Hearing loss is caused by some combination of the environment and patient genetics, and is one of the most common sensory deficits. Congenital forms of hearing loss are caused by highly penetrant Mendelian inherited variants in about forty identified genes. The clinical diagnosis is Autosomal Dominant Nonsyndromic Hearing Loss (ADNSHL) when a dominant inheritance pattern is exhibited. Typically, hearing loss is diagnosed with an audiogram, a measure of a patient's hearing levels in each ear at various tone frequencies.
Remarkably, the pattern of ADNSHL patient response to the audiogram depends on the underlying genotype; different genes show different audiogram responses. In this issue, Taylor and colleagues at the University of Iowa and Radboud University Nijmegen Medical Center have developed a novel method that predicts genotype from the audiogram of patients with ADNSHL (Hum Mutat 34:539–545, 2013).

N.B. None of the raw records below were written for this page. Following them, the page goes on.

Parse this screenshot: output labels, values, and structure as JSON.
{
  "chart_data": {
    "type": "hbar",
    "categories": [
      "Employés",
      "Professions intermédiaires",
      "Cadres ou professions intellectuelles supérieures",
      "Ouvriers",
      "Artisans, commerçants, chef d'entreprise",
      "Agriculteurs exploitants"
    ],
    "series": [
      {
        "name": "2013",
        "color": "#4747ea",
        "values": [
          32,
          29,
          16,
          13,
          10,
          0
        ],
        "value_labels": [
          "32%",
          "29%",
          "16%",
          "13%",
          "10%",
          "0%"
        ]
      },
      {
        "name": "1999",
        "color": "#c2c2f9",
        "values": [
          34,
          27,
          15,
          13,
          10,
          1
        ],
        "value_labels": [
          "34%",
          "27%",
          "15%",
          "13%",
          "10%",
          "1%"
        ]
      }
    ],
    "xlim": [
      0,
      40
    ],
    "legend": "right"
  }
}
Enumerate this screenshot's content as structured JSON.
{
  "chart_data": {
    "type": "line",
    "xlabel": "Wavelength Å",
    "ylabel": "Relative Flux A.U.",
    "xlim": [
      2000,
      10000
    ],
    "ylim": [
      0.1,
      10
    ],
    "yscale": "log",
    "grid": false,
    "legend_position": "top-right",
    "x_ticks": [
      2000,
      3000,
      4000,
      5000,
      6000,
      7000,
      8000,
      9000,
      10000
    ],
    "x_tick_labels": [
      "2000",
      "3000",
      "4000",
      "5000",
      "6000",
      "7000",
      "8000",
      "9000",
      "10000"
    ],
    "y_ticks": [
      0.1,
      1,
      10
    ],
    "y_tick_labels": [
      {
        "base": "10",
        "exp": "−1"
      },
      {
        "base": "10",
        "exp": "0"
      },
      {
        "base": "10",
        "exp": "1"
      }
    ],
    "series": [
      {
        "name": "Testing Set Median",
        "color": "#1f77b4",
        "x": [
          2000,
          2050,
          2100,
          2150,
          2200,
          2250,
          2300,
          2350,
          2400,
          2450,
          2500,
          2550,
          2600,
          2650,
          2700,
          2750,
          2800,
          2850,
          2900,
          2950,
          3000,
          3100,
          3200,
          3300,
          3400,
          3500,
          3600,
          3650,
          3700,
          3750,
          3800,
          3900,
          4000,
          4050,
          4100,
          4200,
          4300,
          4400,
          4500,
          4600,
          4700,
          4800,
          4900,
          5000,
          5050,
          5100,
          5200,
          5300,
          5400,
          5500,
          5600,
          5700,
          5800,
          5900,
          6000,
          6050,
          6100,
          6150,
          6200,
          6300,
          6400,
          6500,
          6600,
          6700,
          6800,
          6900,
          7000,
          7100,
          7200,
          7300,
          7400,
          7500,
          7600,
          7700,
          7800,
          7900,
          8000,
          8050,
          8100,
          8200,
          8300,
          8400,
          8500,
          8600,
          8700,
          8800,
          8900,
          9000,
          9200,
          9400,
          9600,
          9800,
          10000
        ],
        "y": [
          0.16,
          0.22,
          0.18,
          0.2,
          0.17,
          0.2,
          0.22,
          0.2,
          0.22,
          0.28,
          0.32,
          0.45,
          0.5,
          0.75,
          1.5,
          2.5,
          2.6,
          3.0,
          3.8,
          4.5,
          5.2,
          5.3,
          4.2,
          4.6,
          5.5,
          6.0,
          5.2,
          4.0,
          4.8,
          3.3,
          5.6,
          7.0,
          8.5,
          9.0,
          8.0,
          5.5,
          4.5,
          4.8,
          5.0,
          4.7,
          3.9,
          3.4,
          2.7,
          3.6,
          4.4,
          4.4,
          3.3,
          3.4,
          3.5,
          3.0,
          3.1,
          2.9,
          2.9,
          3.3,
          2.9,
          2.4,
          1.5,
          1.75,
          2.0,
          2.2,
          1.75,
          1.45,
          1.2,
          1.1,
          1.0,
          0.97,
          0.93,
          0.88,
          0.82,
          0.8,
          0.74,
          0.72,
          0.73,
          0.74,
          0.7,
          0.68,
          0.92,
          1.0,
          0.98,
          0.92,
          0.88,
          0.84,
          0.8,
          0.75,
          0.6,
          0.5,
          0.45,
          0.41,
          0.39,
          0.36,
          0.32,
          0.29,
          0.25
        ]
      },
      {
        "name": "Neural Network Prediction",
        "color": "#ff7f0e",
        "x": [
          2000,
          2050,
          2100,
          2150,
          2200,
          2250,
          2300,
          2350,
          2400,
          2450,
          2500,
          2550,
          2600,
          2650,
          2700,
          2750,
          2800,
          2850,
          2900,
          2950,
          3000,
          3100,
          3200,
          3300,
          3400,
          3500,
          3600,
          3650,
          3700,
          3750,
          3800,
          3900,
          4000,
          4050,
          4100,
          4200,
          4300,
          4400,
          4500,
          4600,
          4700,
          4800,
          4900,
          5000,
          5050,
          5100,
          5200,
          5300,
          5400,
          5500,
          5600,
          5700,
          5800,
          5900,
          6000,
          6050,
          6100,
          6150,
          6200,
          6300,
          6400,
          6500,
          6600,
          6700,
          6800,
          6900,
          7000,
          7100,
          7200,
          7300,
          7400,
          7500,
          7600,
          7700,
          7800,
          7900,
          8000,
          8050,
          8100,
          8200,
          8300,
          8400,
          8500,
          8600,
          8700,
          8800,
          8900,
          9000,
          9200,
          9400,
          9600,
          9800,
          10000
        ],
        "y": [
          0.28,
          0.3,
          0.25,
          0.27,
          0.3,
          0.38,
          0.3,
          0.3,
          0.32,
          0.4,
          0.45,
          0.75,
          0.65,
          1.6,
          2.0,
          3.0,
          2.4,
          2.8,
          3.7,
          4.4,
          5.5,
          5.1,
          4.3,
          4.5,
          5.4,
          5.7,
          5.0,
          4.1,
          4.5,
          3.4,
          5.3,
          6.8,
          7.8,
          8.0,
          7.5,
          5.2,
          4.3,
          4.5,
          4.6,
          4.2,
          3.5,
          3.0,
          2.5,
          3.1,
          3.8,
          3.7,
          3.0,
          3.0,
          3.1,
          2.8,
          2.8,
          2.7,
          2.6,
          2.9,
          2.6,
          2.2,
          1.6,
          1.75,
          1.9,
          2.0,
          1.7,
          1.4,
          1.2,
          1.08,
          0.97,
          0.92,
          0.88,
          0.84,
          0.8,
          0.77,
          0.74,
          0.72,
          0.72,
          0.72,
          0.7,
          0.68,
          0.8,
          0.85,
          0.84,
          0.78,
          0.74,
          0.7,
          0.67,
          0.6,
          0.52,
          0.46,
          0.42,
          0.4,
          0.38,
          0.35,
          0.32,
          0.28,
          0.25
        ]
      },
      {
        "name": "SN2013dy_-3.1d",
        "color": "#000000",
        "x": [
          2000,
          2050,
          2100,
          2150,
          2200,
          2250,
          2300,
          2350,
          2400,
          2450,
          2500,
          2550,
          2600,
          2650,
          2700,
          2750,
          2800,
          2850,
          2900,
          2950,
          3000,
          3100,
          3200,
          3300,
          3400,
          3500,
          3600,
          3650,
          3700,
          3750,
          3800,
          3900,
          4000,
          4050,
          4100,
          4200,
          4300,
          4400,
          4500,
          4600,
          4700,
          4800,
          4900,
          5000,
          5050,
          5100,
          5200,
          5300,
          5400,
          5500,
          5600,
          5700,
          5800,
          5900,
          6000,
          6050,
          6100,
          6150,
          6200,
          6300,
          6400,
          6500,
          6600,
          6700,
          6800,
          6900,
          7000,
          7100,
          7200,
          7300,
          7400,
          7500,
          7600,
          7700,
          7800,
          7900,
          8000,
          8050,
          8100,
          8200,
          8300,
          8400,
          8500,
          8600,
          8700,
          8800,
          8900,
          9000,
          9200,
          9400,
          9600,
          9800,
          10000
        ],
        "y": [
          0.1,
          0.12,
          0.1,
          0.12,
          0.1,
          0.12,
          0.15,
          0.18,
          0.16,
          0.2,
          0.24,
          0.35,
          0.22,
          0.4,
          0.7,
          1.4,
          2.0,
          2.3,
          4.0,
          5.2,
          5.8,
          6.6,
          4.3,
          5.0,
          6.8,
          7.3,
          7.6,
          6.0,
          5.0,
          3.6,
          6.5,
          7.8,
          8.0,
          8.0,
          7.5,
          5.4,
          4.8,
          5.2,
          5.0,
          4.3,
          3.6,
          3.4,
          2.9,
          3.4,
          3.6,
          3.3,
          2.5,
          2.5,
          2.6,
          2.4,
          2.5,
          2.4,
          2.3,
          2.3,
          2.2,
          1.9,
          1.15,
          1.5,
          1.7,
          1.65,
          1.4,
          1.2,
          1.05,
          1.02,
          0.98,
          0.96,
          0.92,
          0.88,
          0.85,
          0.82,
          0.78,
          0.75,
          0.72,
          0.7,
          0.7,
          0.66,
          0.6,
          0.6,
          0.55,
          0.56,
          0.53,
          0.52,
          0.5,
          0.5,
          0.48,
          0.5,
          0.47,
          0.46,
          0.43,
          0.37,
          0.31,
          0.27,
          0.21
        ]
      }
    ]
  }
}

Their solution is a multiclass classification machine learning method called AudioGene that encodes the audiograms as features and then predicts the mutated gene. The training data consists of 3,312 audiograms from 1,445 patients. The results are 68% accurate in predicting the causative gene within the top three predictions AudioGene made.
This approach is important and novel because it models the problem of phenotype to genotype prediction (and presumably vice versa) in a unique way. Many Mendelian genetic disorders exhibit incomplete penetrance and variable expressivity. Often, genotype to phenotype correlations remain elusive for all but the most predictive of mutations. Taylor et al. give hope to the community of researchers striving to connect clinical phenotype with molecular causes—a noble effort.